Talk to the crumbs, the interests of its problems, and you will see how many impressions and experiences in his little world. The more you learn about it, the faster you choose any problems.

Thespian

• Behavior: just that - the child comfortable with a fit, begins to behave aggressively, fighting, shouting, crying. You will be surprised, but the kid like a little actor, arranges performance. Children much more observant and smarter than we think.

Causes If mom and dad have not developed a unified strategy, this child will be use. The kid thinks like this: "My mother would not let - let's go to the Pope, he certainly allow. And even better - pumped his tantrum, then surely all get. "

Our advice, what to do : Should make a list of permitted and prohibited items. Try to either one of the parents does not detract from the authority of another. No way, Mom should not allow the fact that the Pope has forbidden, and vice versa. Do not confuse a child!

If a child's tantrum has started, you should immediately switch the attention of the kid, "Come, let us take out of the fridge-button lint" or "Look what a cloud - like an elephant."

If the kid threw a tantrum in a public place - no need to put on a show with the assistance of "uncles, aunts and police." Little actor needs the audience, and when they do not, the play may stop by itself.

Take the child home, where are you with him quietly, without raising his voice, to discuss the situation, let him know that such deeds, he will not achieve anything.

Strike quietly

But it happens that a child's tantrum begins literally out of the blue.

The cause of hysteria - in a morbid condition of the child.
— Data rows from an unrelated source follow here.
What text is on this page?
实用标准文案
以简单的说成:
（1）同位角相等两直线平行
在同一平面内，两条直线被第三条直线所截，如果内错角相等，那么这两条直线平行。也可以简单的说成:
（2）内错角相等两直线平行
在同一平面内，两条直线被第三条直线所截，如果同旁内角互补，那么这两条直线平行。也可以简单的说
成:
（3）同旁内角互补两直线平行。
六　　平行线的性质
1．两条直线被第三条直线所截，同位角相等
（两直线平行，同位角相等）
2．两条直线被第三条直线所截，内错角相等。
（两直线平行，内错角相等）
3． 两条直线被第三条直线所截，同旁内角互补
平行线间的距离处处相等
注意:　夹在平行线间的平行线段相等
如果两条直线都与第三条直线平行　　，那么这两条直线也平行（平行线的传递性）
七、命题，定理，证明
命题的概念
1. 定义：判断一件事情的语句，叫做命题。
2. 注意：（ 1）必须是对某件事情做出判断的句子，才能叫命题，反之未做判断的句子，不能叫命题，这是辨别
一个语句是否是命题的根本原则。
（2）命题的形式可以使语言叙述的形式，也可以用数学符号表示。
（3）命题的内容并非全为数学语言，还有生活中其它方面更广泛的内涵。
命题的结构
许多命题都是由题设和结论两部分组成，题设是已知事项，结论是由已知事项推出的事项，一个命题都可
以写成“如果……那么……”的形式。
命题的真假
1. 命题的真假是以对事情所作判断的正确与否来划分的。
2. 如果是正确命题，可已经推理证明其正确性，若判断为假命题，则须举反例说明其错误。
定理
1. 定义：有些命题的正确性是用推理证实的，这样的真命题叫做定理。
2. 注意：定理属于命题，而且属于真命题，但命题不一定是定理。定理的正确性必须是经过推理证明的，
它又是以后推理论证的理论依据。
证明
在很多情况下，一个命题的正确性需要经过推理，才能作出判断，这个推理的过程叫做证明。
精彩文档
Admonish the baby, where and what was wrong with him, and try to measure the temperature as soon as possible take him to the doctor for an examination.

• Behavior: pipsqueak constantly depressed, do not let my mother a single step, its little interest in toys, he has trouble sleeping, he cries at the slightest pretext.

• The reasons for hysteria, fear and feelings of the Child. I think maybe you recently in his presence, quarreled with her husband and toddler took your quarrel to heart and going through it again and again. Or he watched a scary movie, and he did not explain that monsters and witches do not exist.

• Our advice what to do: such a child during a tantrum in any case can not be left alone in the room, hoping that he nakrichit, naplachetsya himself to calm down. No need to immediately and ask about the reasons for his behavior.

The most effective hug, cuddle, reassure that the baby felt: next to the mother he can have nothing to fear.

Preventing a child's tantrums, scandals and quarrels

The most common situation tantrums in a child what to do and how to do:

Situation: The kid in a toy store he saw that he liked so that it requires to buy it immediately.

Invalid response: "get along, you have toys and so full, you were never removed and generally behaving badly."

Correct response: Promise to purchase to the nearest holiday. And you expose the condition always for a clean up.

Situation: It's time to go home for lunch, but the kid totally disagree leave the playground

Incorrect response: Drag the arm stubborn stubborn, "Stop! You're a disgrace to me - everybody is looking at us! "

Correct response: Give the child to choose: to go home to dinner in five minutes or ten.

Situation: After catching up, frustrated child declares that goes to live with his grandmother, and that you do not like him.

Incorrect response: Opening the door, shouting: "Come on! I'm so (pejorative word) is not needed! "

Correct response: Arranging a scolding, to speak calmly. And explain that you love him no matter how he behaves.